Aufs Gute im Menschen und dessen Einsicht baut der Wissenschaftler Häder nicht: „Ich sehe, dass wir einen Klimawandel haben, der auch deutlich dramatischer werden wird. Ich kann mir nicht vorstellen, dass wir alle in die Hände spucken und von heute auf morgen das CO2-Problem lösen – das geht nur über Politik, Wirtschaft und Geld. Wir werden eine Klima-Änderung bekommen – viel schneller, als wir glauben. Und das könnte dramatisch werden.“

Doch: In Mittelfranken werden wir wohl Glück im Unglück haben – wenn sich die Berechnungen bewahrheiten.

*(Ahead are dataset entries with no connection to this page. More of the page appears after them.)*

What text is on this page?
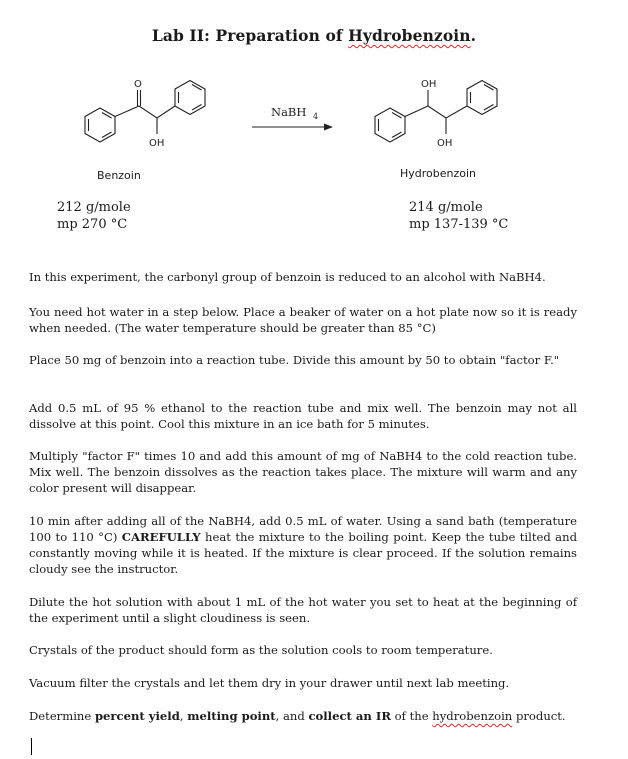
Lab II: Preparation of Hydrobenzoin.
O
OH
OH
OH
NaBH 4
Benzoin	Hydrobenzoin
212 g/mole
mp 270 °C
214 g/mole
mp 137-139 °C

In this experiment, the carbonyl group of benzoin is reduced to an alcohol with NaBH4.

You need hot water in a step below. Place a beaker of water on a hot plate now so it is ready when needed. (The water temperature should be greater than 85 °C)

Place 50 mg of benzoin into a reaction tube. Divide this amount by 50 to obtain "factor F."

Add 0.5 mL of 95 % ethanol to the reaction tube and mix well. The benzoin may not all dissolve at this point. Cool this mixture in an ice bath for 5 minutes.

Multiply "factor F" times 10 and add this amount of mg of NaBH4 to the cold reaction tube. Mix well. The benzoin dissolves as the reaction takes place. The mixture will warm and any color present will disappear.

10 min after adding all of the NaBH4, add 0.5 mL of water. Using a sand bath (temperature 100 to 110 °C) CAREFULLY heat the mixture to the boiling point. Keep the tube tilted and constantly moving while it is heated. If the mixture is clear proceed. If the solution remains cloudy see the instructor.

Dilute the hot solution with about 1 mL of the hot water you set to heat at the beginning of the experiment until a slight cloudiness is seen.

Crystals of the product should form as the solution cools to room temperature.

Vacuum filter the crystals and let them dry in your drawer until next lab meeting.

Determine percent yield, melting point, and collect an IR of the hydrobenzoin product.
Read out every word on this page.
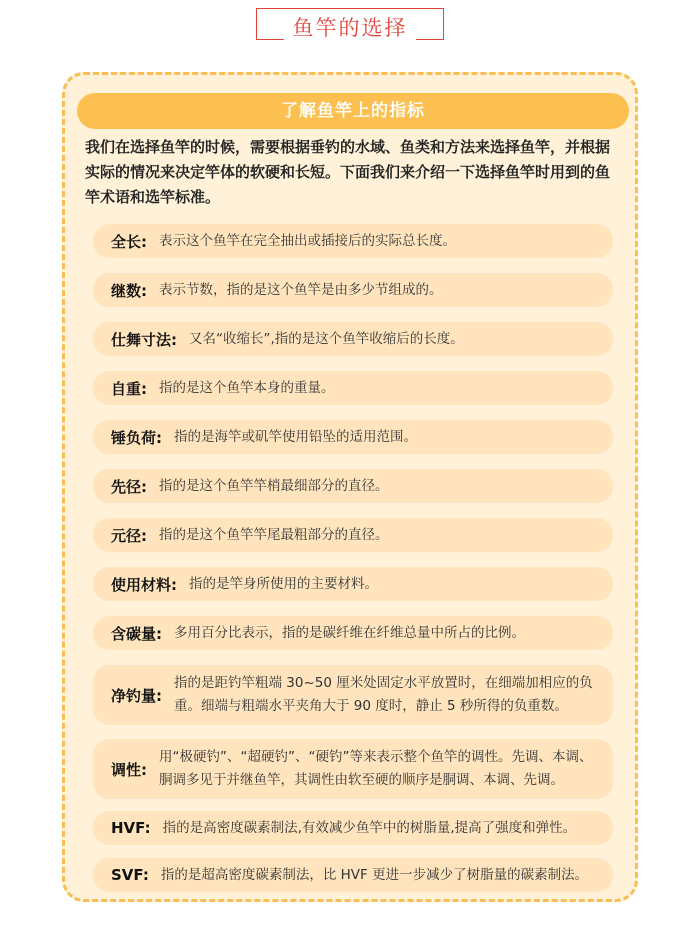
鱼竿的选择
了解鱼竿上的指标
我们在选择鱼竿的时候，需要根据垂钓的水域、鱼类和方法来选择鱼竿，并根据实际的情况来决定竿体的软硬和长短。下面我们来介绍一下选择鱼竿时用到的鱼竿术语和选竿标准。
全长: 表示这个鱼竿在完全抽出或插接后的实际总长度。
继数: 表示节数，指的是这个鱼竿是由多少节组成的。
仕舞寸法: 又名“收缩长”,指的是这个鱼竿收缩后的长度。
自重: 指的是这个鱼竿本身的重量。
锤负荷: 指的是海竿或矶竿使用铅坠的适用范围。
先径: 指的是这个鱼竿竿梢最细部分的直径。
元径: 指的是这个鱼竿竿尾最粗部分的直径。
使用材料: 指的是竿身所使用的主要材料。
含碳量: 多用百分比表示，指的是碳纤维在纤维总量中所占的比例。
净钓量:
指的是距钓竿粗端 30~50 厘米处固定水平放置时，在细端加相应的负重。细端与粗端水平夹角大于 90 度时，静止 5 秒所得的负重数。
调性:
用“极硬钓”、“超硬钓”、“硬钓”等来表示整个鱼竿的调性。先调、本调、胴调多见于并继鱼竿，其调性由软至硬的顺序是胴调、本调、先调。
HVF: 指的是高密度碳素制法,有效减少鱼竿中的树脂量,提高了强度和弹性。
SVF: 指的是超高密度碳素制法，比 HVF 更进一步减少了树脂量的碳素制法。
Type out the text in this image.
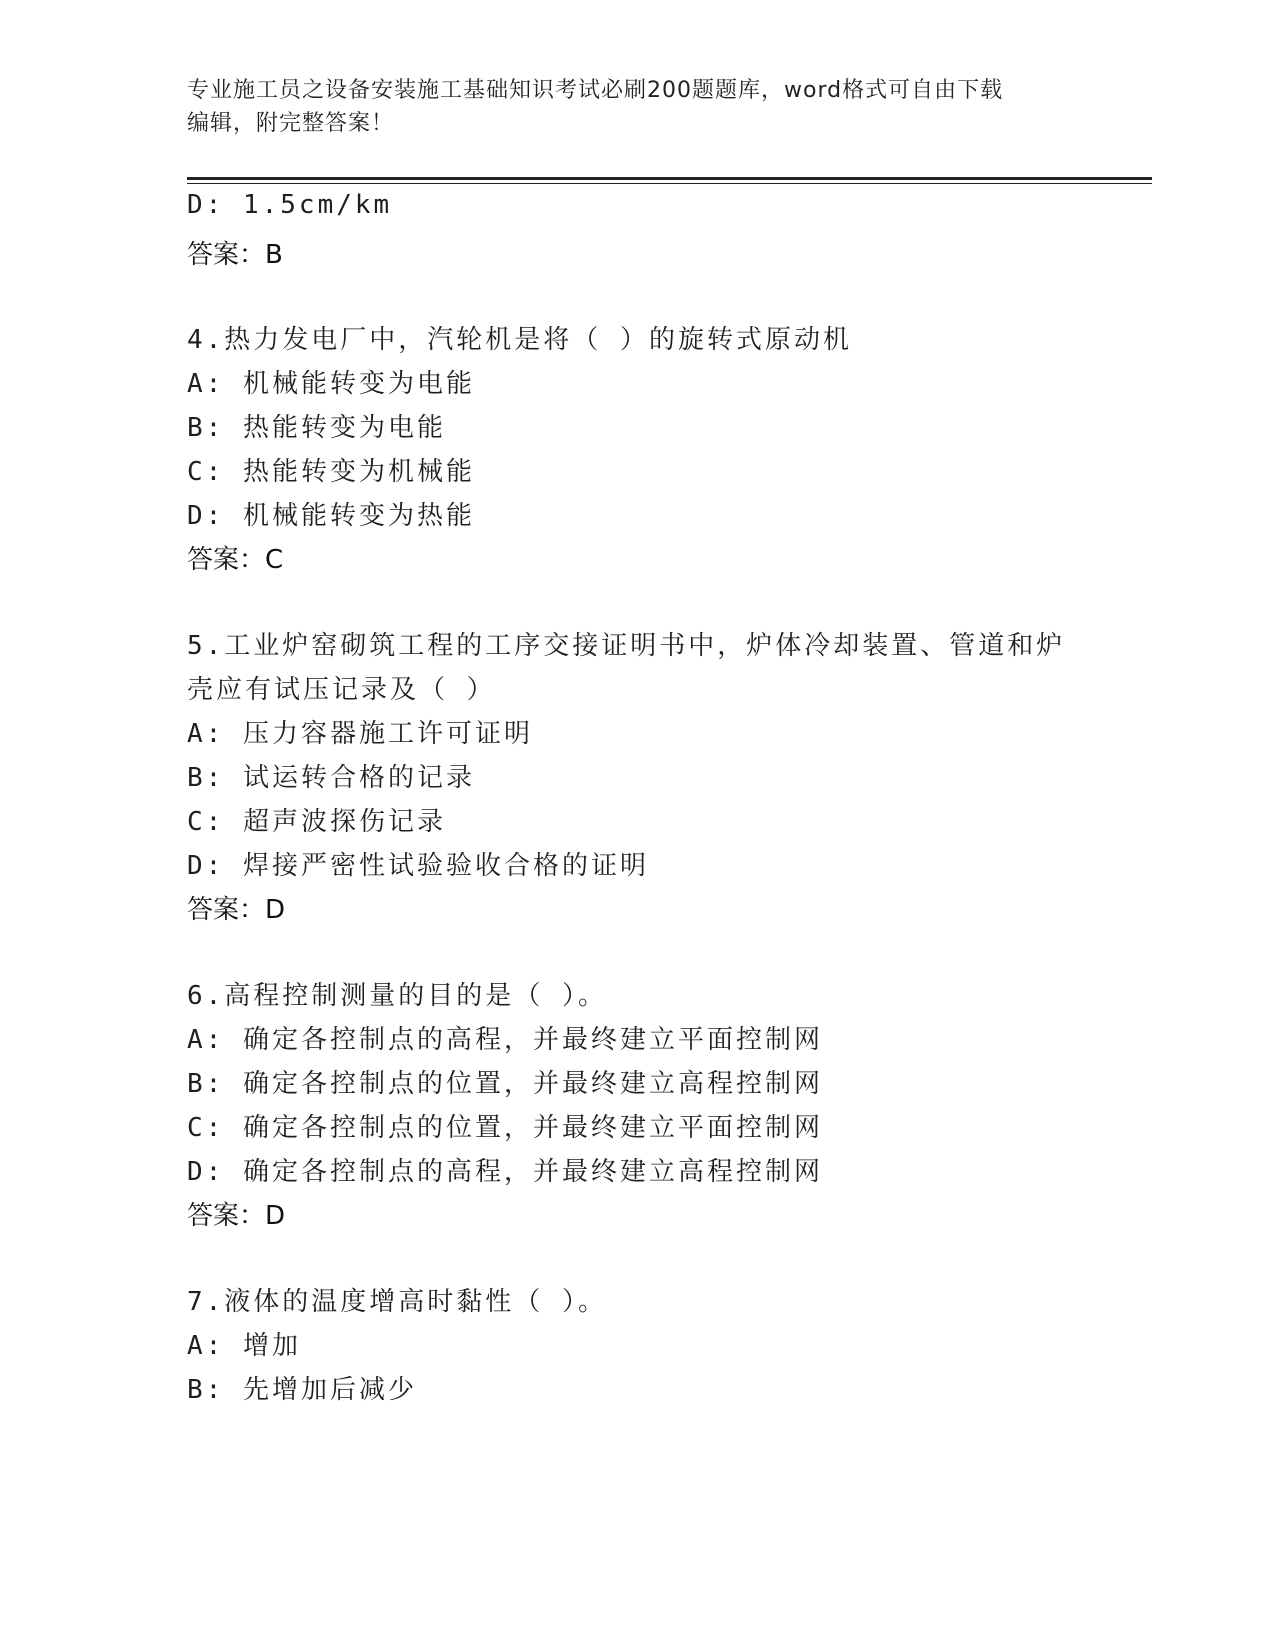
专业施工员之设备安装施工基础知识考试必刷200题题库，word格式可自由下载
编辑，附完整答案！
D: 1.5cm/km
答案：B
4.热力发电厂中，汽轮机是将（ ）的旋转式原动机
A: 机械能转变为电能
B: 热能转变为电能
C: 热能转变为机械能
D: 机械能转变为热能
答案：C
5.工业炉窑砌筑工程的工序交接证明书中，炉体冷却装置、管道和炉
壳应有试压记录及（ ）
A: 压力容器施工许可证明
B: 试运转合格的记录
C: 超声波探伤记录
D: 焊接严密性试验验收合格的证明
答案：D
6.高程控制测量的目的是（ ）。
A: 确定各控制点的高程，并最终建立平面控制网
B: 确定各控制点的位置，并最终建立高程控制网
C: 确定各控制点的位置，并最终建立平面控制网
D: 确定各控制点的高程，并最终建立高程控制网
答案：D
7.液体的温度增高时黏性（ ）。
A: 增加
B: 先增加后减少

Es gibt Modelle für ganz Europa, die die Auswirkungen der CO2-Emission darstellen. Ökologen haben ihre Schallgrenze, an der sie Alarm schlagen. Sie liegt bei 760 ppm (Parts per Million, Teile pro Millionen). Heute liegt die Konzentration des Klima-Killers Kohlendioxyd (CO2) bei 380 ppm, also der Hälfte. Vor der Industriellen Revolution um 1860 lag sie bei 270. „In 50 Jahren haben wir, wenn wir nichts ändern, diese Schallgrenze erreicht. Verhindern wir den CO2-Ausstoß, weil wir ihn filtern oder das CO2 im Boden versenken – oder mit anderen Technologien – dann können wir die Grenze vermeiden und vorher abbiegen.“

Wenn die Schallgrenze erreicht würde, „gäbe es dramatische Veränderungen der Vegetation in Europa“, so Häder. Aber: „Überraschenderweise um uns herum.“ In Frankreich und Südengland werden Trockenlaubwälder wachsen, wie man sie jetzt aus Südspanien kennt. „Interessanterweise passiert hier in Deutschland fast nichts. Wir sind in einer Nische der Vegetation.“

„Nichts“ ist sicher untertrieben, gemessen am global gefürchteten Chaos aber korrekt. Richtig ist aber auch, dass wir keinen Winter mit Schnee mehr haben werden. Die Skilift-Betreiber in den Alpen werden sich also andere Berufe suchen müssen, und natürlich sind auch die Anfänger-Hügel in der Fränkischen Schweiz passé. „In Nordbayern beträgt die mittlere Wintertemperatur um die 0 Grad. Alleine eine geringe Abweichung um minus 0,5 Grad sorgt für Schnee, bei plus 0,5 Grad gibt es fast keinen.“ Allerdings: „Palmen an der Burg wachsen nicht, da wir immer noch Frost haben werden.“

„In der letzten Eiszeit wuchs hier kein Baum mehr"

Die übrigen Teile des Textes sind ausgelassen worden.